Saturday, November 1, 2014

Selamat Pagi


Hampir setiap hari di sepanjang hidupku aku selalu mengawali hari dengan mengucapkan “Selamat Pagi”. Hal itu bermula ketika di masa kanak – kanakku orangtuaku selalu membangunkanku dengan ucapan “Selamat Pagi” hingga aku terbiasa menimpali dengan ucapan “Selamat Pagi juga, Bapak” atau “Selamat Pagi juga, Ibuk”.

Memasuki bangku sekolah, ada lagi yang membuatku mengucapkan “Selamat Pagi”, yaitu sebelum memulai pelajaran ketika Bapak/Ibu Guru memasuki kelas, aku bersama teman – teman akan berdiri di bangku masing – masing dan mengucapkan “Selamat Pagi, Pak Guru” atau “Selamat Pagi, Bu Guru” dengan suara keras dan nada yang seolah sudah diatur turun temurun selalu seperti itu.

Menginjak remaja, ada sebuah album berjudul “Selamat Pagi, Dunia” yang dirilis oleh penyanyi bersuara emas Glenn Fredly. Lagunya enak – enak dan aku suka memutarnya. Kata – kata “Selamat Pagi, Dunia” juga terdengar keren. Terinspirasi dari itu, aku yang sudah mulai bangun sendiri pun mulai mengawali hari dengan mengucapkan “Selamat Pagi, Dunia” sembari tersenyum lebar.

Saat aku mengenal cinta, di pagi hari, seringkali aku dibangunkan oleh dering SMS yang berisi pesan “Selamat Pagi, Cinta”. Serta merta aku membalas dengan kalimat serupa. Lambat laun, aku tidak hanya bangun untuk menerima SMS saja, ada saat – saat aku bangun untuk lebih dulu mengirim SMS “Selamat Pagi, Cinta”.

Di masa aku mulai mengenal Ajahn Brahm dan menjadikannya sosok bijaksana yang sangat kuidolakan, aku menemukan bahwa yang pertama kutemui dan harus kusapa di pagi hari adalah diriku sendiri. Seperti halnya aku berangkat tidur bersama diriku, maka aku pun terbangun dari tidur bersama diriku. Diriku selalu menyertai aku. Maka aku pun mengubah ritual pagi dengan mengucapkan “Selamat Pagi, Aku” tepat setelah aku membuka mata.

Tibalah suatu ketika aku dipertemukan dengan seorang ibu baik hati.

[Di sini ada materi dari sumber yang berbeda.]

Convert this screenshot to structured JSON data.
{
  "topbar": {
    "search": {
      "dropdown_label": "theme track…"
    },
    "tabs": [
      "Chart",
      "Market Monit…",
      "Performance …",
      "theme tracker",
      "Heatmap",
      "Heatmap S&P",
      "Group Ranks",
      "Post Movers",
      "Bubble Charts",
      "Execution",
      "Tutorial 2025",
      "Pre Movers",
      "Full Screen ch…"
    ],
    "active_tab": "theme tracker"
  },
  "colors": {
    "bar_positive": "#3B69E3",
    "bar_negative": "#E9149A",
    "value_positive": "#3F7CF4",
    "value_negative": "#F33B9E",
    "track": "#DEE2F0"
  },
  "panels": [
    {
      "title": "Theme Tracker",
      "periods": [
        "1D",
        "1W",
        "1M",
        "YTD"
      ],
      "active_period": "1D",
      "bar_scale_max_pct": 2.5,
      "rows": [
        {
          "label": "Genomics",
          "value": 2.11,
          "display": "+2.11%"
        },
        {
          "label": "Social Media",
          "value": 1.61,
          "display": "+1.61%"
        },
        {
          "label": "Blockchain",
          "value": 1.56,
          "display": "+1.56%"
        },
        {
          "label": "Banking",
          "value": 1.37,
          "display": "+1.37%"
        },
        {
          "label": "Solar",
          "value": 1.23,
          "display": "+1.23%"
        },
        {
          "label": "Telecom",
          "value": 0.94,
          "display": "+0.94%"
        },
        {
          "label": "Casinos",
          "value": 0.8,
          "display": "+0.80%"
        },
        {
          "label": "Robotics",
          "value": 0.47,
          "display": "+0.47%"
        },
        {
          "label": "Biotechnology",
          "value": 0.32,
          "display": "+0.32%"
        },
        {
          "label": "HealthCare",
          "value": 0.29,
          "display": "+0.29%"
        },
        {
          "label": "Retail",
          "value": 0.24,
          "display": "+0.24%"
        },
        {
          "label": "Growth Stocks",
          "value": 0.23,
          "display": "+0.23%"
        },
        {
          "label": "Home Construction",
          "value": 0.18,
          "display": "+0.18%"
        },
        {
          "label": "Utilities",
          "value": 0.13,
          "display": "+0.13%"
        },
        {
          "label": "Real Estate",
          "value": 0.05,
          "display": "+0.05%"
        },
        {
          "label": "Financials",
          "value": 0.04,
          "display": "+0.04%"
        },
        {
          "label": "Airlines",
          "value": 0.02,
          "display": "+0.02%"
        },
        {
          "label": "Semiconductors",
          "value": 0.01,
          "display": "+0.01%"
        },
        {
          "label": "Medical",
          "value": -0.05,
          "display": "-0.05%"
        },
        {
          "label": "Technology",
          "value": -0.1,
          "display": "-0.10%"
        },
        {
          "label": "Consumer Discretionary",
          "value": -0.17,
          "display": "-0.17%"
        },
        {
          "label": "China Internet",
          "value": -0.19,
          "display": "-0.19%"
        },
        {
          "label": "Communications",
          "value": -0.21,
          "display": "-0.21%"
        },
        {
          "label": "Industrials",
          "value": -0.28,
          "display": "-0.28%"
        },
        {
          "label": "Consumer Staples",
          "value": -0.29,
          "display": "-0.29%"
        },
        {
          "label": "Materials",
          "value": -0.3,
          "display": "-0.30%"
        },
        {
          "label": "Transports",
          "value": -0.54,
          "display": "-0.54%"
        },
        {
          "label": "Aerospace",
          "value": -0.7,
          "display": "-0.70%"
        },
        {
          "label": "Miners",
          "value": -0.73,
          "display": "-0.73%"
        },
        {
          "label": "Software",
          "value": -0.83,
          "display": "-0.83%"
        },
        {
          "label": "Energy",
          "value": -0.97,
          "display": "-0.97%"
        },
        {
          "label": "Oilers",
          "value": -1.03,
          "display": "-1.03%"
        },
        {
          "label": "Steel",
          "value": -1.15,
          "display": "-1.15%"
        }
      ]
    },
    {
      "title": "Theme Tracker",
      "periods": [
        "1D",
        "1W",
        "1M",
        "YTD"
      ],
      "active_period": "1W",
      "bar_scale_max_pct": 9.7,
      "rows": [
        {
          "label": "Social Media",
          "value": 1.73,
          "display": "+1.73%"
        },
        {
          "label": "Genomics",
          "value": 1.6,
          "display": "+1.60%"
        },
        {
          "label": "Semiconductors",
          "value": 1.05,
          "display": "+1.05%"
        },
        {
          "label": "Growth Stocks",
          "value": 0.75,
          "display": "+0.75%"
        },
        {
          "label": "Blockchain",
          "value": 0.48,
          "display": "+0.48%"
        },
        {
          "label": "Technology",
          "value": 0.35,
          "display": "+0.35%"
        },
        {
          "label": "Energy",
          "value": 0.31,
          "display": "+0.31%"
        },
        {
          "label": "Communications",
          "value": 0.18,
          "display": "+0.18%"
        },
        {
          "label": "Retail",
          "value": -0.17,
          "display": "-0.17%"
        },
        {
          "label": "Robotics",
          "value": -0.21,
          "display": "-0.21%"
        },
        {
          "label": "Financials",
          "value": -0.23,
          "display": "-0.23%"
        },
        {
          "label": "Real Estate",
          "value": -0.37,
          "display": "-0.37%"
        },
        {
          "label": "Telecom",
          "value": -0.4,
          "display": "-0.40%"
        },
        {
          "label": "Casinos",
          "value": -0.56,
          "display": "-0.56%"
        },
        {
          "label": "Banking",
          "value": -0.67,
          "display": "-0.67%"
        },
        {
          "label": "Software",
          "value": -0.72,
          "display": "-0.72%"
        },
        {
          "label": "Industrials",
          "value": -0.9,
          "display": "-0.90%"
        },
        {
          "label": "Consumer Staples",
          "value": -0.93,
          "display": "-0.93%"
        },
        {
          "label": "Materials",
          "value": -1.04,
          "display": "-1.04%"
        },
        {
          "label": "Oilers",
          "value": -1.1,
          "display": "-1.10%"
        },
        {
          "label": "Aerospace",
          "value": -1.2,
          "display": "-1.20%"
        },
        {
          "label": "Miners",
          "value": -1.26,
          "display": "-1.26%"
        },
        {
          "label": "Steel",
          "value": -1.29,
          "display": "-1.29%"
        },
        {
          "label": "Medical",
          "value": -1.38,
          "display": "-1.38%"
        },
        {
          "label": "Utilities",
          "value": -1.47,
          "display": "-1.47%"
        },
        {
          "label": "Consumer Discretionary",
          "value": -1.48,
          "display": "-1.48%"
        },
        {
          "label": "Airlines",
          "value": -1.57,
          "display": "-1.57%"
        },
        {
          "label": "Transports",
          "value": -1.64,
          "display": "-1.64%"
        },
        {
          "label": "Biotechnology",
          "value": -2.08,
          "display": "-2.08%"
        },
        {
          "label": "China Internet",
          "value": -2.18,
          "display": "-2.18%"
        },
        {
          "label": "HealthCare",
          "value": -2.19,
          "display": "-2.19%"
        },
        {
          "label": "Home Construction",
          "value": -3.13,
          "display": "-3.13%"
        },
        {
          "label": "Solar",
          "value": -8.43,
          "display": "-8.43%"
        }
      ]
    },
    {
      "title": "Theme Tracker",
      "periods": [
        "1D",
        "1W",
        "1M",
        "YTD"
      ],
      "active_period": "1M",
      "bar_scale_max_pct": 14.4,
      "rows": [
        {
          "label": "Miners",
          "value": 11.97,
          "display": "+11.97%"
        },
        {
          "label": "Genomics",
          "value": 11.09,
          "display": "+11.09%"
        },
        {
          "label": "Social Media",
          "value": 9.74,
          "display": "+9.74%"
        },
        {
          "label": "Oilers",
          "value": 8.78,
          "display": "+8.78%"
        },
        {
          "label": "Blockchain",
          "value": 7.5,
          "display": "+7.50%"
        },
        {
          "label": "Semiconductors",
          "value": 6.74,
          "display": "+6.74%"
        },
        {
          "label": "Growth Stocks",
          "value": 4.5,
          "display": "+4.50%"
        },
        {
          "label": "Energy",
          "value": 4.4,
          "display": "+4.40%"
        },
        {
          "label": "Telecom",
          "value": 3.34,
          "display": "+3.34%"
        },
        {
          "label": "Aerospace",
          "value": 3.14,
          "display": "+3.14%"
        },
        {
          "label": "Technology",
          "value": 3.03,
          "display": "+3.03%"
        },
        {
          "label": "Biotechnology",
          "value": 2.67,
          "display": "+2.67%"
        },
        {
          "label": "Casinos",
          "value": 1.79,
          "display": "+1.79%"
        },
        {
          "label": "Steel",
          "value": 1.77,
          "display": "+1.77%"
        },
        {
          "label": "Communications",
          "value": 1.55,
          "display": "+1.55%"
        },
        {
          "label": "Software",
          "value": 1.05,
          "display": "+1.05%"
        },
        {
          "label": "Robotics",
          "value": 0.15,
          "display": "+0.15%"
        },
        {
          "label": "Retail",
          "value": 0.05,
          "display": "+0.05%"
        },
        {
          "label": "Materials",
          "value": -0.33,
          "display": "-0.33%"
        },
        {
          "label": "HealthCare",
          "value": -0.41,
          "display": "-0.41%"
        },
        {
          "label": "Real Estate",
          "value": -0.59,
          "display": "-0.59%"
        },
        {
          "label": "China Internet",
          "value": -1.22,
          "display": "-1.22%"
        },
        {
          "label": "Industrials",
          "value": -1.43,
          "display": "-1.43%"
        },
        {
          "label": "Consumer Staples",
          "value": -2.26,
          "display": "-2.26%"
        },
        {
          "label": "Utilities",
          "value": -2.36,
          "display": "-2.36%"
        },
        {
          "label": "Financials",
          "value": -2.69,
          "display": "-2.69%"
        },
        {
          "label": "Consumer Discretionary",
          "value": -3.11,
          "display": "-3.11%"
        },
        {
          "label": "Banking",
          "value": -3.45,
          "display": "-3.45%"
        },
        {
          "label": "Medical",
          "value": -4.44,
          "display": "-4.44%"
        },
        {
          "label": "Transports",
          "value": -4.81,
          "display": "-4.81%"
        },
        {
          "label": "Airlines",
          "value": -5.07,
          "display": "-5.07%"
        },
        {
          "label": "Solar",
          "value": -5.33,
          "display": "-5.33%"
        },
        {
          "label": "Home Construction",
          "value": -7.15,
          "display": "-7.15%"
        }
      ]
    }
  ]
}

Seorang yang taat dalam agamanya, yang dengan caranya yang demikian sederhana mengingatkanku akan sesuatu yang lebih besar. Beliau mengingatkanku akan suatu eksistensi yang telah lama kuabaikan, akan keberadaan yang kuyakini ada tapi tak selalu kuingat betul – betul. Beliau mengingatkanku akan Tuhan. Bahwa agama hanya ritual, beliau tidak menyangkal. Tapi beliau menyayangkan jika kekecewaanku pada agama telah mengubahku menjadi sekuler sejati. Aku agnostik, tapi kalau benar – benar mengabaikan Tuhan tentu aku telah menjelma atheis. Walau aku lebih sering menyebut diriku “sinkretis yang taat” tapi aku tidak benar – benar taat. Keyakinanku tak bernama barangkali. Ah, tapi, bagaimanapun pada akhirnya aku menyadari, ada yang harus kusapa di pagi hari selain diriku sendiri.
“Selamat Pagi, Aku. Selamat Pagi, Tuhan.”